So, it's almost Halloween. I usually stay home and pass out candy, because I like to see all of the cute kids in costume. OK, honestly I usually stay home, because we don't get invited to any parties. There, happy? And since I am stuck at home, I make the best of it and go all out with the front porch decorations, spooky music blaring, GOOD candy, etc. So after all of my efforts, is it too much to ask for a little R-E-S-P-E-C-T from the trick-or-treaters? Instead of voicing my complaints to my poor husband this year like I do every year, I thought I would vent to you poor, unsuspecting, blogging souls.
Complaint #1:
Really kiddos, MUST you cut through my flower beds? I know my sidewalk takes a hard right angle, but did trampling over my vincas really save you that much time?
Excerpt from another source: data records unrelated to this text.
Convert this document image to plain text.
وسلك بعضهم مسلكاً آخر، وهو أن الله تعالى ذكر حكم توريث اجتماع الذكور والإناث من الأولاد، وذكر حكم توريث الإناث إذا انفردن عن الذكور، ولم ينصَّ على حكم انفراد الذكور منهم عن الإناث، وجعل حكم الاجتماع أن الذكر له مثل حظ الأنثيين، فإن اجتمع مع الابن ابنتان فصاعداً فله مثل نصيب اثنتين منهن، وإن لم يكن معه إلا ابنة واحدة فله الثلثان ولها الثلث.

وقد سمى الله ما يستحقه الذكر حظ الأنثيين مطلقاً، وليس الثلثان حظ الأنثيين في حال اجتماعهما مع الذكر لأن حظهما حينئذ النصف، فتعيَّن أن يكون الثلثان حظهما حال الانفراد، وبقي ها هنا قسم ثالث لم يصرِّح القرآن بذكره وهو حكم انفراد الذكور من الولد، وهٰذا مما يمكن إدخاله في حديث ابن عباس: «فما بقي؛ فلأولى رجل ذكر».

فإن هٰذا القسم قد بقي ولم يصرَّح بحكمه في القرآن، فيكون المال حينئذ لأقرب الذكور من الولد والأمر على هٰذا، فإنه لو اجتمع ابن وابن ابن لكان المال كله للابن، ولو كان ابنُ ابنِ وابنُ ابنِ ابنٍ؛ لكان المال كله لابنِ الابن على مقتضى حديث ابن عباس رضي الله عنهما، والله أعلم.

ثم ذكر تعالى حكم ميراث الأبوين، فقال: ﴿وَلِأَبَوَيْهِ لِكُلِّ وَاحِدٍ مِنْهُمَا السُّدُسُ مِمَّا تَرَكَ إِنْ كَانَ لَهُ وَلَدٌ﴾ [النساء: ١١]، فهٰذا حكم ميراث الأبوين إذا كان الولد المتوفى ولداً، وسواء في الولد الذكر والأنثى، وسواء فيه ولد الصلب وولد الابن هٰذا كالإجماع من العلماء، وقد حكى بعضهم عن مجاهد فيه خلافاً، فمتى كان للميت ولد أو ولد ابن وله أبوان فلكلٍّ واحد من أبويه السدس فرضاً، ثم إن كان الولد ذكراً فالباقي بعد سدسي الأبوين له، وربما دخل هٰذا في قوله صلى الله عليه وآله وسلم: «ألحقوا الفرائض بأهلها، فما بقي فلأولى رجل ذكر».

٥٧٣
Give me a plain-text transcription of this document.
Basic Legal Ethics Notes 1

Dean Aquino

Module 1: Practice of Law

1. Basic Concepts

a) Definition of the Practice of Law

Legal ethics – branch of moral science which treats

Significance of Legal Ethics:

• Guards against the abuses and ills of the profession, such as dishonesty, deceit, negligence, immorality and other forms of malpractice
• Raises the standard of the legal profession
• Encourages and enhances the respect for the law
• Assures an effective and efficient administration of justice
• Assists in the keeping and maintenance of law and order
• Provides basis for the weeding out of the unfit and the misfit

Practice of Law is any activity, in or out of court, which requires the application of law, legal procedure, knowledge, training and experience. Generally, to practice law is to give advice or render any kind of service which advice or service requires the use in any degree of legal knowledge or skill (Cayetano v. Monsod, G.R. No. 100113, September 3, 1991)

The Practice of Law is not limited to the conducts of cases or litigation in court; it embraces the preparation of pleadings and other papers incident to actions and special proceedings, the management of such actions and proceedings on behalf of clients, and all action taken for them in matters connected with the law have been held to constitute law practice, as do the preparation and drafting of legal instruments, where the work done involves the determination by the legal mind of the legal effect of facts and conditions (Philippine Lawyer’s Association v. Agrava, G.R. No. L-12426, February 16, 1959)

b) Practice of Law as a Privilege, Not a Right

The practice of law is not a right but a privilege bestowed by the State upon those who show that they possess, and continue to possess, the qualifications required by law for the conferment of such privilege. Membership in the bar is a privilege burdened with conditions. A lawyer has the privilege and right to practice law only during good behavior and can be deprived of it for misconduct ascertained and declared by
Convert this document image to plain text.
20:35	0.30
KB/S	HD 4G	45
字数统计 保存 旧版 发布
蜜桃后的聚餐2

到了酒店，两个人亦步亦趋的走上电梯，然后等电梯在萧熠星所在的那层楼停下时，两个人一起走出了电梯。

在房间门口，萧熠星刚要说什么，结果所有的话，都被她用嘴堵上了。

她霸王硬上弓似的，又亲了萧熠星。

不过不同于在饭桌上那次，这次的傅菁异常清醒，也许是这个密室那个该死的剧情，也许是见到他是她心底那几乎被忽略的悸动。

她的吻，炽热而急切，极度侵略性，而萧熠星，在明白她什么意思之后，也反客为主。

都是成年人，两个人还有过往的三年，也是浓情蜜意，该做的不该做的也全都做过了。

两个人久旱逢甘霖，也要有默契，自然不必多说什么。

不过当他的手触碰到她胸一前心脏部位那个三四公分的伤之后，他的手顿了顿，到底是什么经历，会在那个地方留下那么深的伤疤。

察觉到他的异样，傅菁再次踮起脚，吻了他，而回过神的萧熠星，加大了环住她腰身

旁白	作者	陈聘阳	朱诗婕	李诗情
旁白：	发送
And parents, don't just watch ... this would be a great time to teach "respect for other people's property!"
Complaint #2:
OK, listen up, here's how the scene should go down:
You: (ring doorbell. Once will do just fine, three is the max if you are super excited.)
Me: (open door)
You: Trick-or-Treat!!!! (enthusiastically)
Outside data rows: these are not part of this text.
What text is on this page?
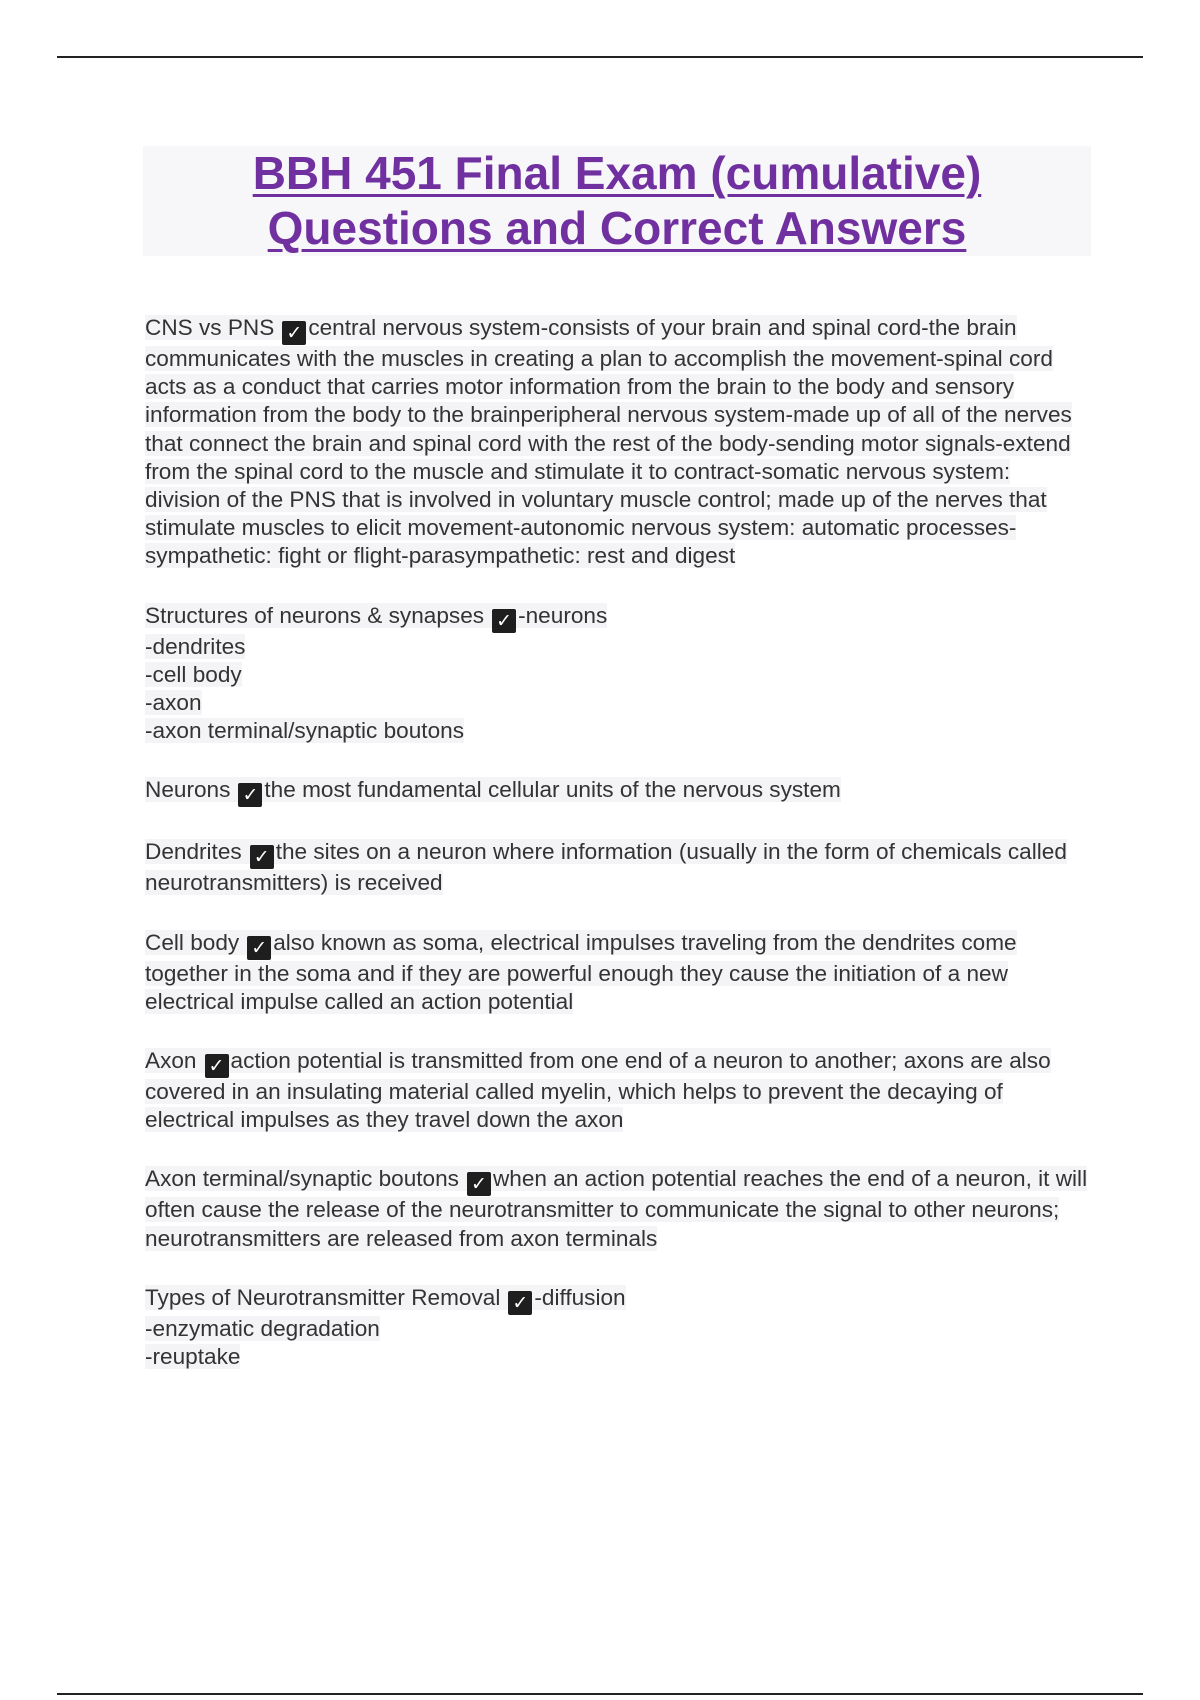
BBH 451 Final Exam (cumulative)
Questions and Correct Answers
CNS vs PNS ✓ central nervous system-consists of your brain and spinal cord-the brain communicates with the muscles in creating a plan to accomplish the movement-spinal cord acts as a conduct that carries motor information from the brain to the body and sensory information from the body to the brainperipheral nervous system-made up of all of the nerves that connect the brain and spinal cord with the rest of the body-sending motor signals-extend from the spinal cord to the muscle and stimulate it to contract-somatic nervous system: division of the PNS that is involved in voluntary muscle control; made up of the nerves that stimulate muscles to elicit movement-autonomic nervous system: automatic processes-sympathetic: fight or flight-parasympathetic: rest and digest
Structures of neurons & synapses ✓ -neurons
-dendrites
-cell body
-axon
-axon terminal/synaptic boutons
Neurons ✓ the most fundamental cellular units of the nervous system
Dendrites ✓ the sites on a neuron where information (usually in the form of chemicals called neurotransmitters) is received
Cell body ✓ also known as soma, electrical impulses traveling from the dendrites come together in the soma and if they are powerful enough they cause the initiation of a new electrical impulse called an action potential
Axon ✓ action potential is transmitted from one end of a neuron to another; axons are also covered in an insulating material called myelin, which helps to prevent the decaying of electrical impulses as they travel down the axon
Axon terminal/synaptic boutons ✓ when an action potential reaches the end of a neuron, it will often cause the release of the neurotransmitter to communicate the signal to other neurons; neurotransmitters are released from axon terminals
Types of Neurotransmitter Removal ✓ -diffusion
-enzymatic degradation
-reuptake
Me: Wow, what great costumes! You're such a pretty ballerina, and you're such a funny clown and oooo, scary pirate! (hand out candy) Here ya go, have fun!
You: Thank you!! (enthusiastically)
Not so hard, right? So you'll understand that when I answer the door and you just stare at me and hold your bag out, I'll just stare back at you until you respond appropriately. If I must prompt you, it will be, "Yes, can I help you?" Then if you respond with "Umm, Trick-or-Treat??," I'll say, "Oh, I didn't know why you were here!" And if you fail to thank me after receiving your delicious candy, prepare to hear, "What do you say ... ?" I know, I know, Halloween is supposed to be fun, but they're obviously not learning manners at home, so I feel that it is my civic duty to help these poor kids.
Complaint #3:
If you have facial hair of any kind that is not a part of your costume ... no candy for you.
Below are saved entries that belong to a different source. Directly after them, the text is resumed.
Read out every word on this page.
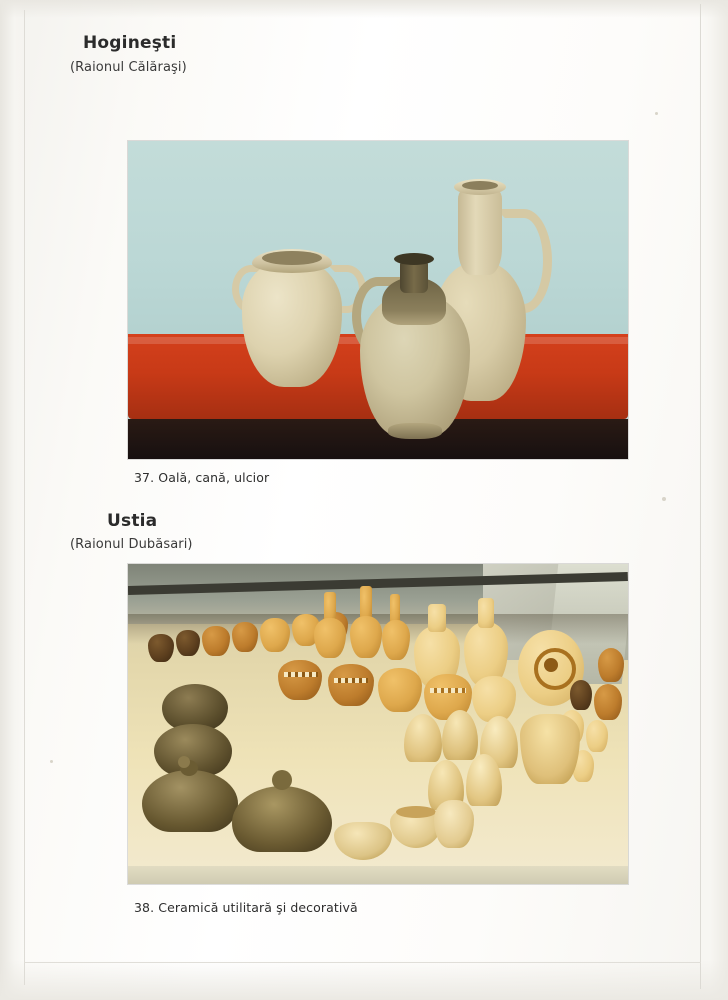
Hogineşti
(Raionul Călăraşi)
37. Oală, cană, ulcior
Ustia
(Raionul Dubăsari)
38. Ceramică utilitară şi decorativă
If you drove yourself to my house to trick-or-treat ... no candy for you.
If you have hickeys ... no candy for you.
If you are trick-or-treating with a 3-month-old ... it's pretty obvious who is going to be eating that candy later, so no candy for you.
So there you have it. The rules are very simple if you would like to trick-or-treat at my house. Call me The Candy Nazi if you must, but I think my complaints are justified. What do you think? Who knows, maybe we'll get lucky this year and actually go to a party and avoid these annoyances all together!